Purchase this article with an account.
Laura Thomas, Alejandro Lleras; Inhibitory tagging in an interrupted visual search. Journal of Vision 2007;7(9):347. doi: https://doi.org/10.1167/7.9.347.
Download citation file:
© ARVO (1962-2015); The Authors (2016-present)
Inhibition of return facilitates visual search, biasing attention away from previously examined locations (e.g., Thomas et al., in press). Prior research has shown that, as a result of inhibitory tags associated with rejected distractor items, observers are slower to detect small probes presented at these tagged locations than probes presented at locations that were unoccupied during a serial visual search task. However, this result is only consistently found when the search stimuli remain visible during the probe detection task.
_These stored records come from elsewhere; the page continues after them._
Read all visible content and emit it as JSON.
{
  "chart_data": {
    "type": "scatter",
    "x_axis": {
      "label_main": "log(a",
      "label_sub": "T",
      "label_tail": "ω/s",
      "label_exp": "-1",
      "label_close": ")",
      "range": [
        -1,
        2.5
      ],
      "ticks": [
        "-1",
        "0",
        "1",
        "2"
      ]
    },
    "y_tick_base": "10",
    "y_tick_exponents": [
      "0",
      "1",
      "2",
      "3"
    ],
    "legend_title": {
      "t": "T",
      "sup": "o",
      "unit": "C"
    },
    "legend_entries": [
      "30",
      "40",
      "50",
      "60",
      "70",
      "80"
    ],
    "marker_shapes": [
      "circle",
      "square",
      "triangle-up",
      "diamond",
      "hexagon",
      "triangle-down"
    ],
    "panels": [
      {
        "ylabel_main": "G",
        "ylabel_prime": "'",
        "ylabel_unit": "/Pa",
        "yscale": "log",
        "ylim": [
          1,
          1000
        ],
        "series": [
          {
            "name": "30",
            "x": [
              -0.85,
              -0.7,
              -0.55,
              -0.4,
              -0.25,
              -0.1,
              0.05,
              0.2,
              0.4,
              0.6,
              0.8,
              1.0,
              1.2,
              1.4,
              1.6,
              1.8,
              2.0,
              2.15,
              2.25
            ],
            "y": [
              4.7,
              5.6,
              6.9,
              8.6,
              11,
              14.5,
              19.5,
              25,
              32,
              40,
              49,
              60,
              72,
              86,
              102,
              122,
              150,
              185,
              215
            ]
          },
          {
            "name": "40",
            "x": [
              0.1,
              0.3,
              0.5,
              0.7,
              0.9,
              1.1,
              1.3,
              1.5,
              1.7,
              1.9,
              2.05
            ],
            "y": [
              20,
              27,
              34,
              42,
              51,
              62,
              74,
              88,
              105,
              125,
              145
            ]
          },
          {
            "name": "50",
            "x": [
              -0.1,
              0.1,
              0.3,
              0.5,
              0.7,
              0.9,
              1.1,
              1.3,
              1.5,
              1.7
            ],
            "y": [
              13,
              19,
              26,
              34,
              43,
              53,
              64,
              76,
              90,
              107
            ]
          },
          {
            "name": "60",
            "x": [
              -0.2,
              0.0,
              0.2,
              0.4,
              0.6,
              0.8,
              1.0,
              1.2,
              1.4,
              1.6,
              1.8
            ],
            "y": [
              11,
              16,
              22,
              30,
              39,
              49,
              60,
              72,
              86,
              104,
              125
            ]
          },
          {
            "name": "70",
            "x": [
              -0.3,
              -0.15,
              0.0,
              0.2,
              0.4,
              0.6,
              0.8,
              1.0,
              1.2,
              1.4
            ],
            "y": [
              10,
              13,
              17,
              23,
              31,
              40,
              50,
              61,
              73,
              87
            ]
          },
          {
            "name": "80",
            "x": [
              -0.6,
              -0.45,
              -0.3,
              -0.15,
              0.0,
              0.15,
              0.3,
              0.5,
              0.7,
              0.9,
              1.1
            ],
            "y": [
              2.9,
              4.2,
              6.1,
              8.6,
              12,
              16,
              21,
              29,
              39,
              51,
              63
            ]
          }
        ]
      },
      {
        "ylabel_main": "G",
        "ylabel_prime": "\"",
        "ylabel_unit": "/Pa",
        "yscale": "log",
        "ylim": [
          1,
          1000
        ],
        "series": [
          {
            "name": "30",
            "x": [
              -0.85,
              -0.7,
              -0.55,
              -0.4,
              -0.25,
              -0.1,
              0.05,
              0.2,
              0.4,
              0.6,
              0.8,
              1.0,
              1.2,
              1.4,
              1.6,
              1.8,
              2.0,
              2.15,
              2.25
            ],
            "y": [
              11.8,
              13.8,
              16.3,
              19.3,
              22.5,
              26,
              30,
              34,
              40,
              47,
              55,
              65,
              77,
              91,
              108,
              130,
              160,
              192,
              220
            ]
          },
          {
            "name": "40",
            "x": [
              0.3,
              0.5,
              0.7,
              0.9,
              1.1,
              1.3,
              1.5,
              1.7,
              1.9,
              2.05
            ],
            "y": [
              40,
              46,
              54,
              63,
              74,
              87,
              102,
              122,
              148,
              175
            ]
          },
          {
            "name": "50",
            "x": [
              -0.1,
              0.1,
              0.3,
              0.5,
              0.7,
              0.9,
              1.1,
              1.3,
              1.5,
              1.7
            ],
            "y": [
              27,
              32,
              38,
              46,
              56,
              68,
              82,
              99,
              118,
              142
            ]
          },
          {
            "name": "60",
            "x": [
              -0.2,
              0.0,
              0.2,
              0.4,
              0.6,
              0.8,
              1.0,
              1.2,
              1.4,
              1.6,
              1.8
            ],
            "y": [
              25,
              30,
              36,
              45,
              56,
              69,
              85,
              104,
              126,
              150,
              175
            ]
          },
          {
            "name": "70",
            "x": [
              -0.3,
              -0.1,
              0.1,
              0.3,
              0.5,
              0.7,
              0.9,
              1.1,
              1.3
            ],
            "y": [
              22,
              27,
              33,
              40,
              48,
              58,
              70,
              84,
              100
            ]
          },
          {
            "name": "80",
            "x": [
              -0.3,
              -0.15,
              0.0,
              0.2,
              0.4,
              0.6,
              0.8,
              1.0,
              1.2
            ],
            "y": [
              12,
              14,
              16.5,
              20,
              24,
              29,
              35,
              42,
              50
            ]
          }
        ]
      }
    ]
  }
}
When the probe is presented in the absence of the search stimuli, there is no evidence of inhibitory tagging (Müller & von Mühlenen, 2000; Takeda & Yagi, 2000). Presumably, when search items are removed from a display, people do not maintain the inhibitory tags associated with these items. Using a modified version of an interrupted visual search task (Lleras, Rensink, & Enns, 2005), we show that participants can maintain inhibitory tags in the absence of the search display (during the interruptions of the search task). By alternating search displays with blank displays, we were able to bias participants to keep inhibitory tags associated with rejected distractors, even when the search display was not visible; participants were slower to detect probes presented in a location previously occupied by a distractor item than probes presented in previously unoccupied locations. These results suggest that it is the context of the visual search task that determines the presence or absence of inhibitory tagging and that inhibition of return facilitates interrupted visual search.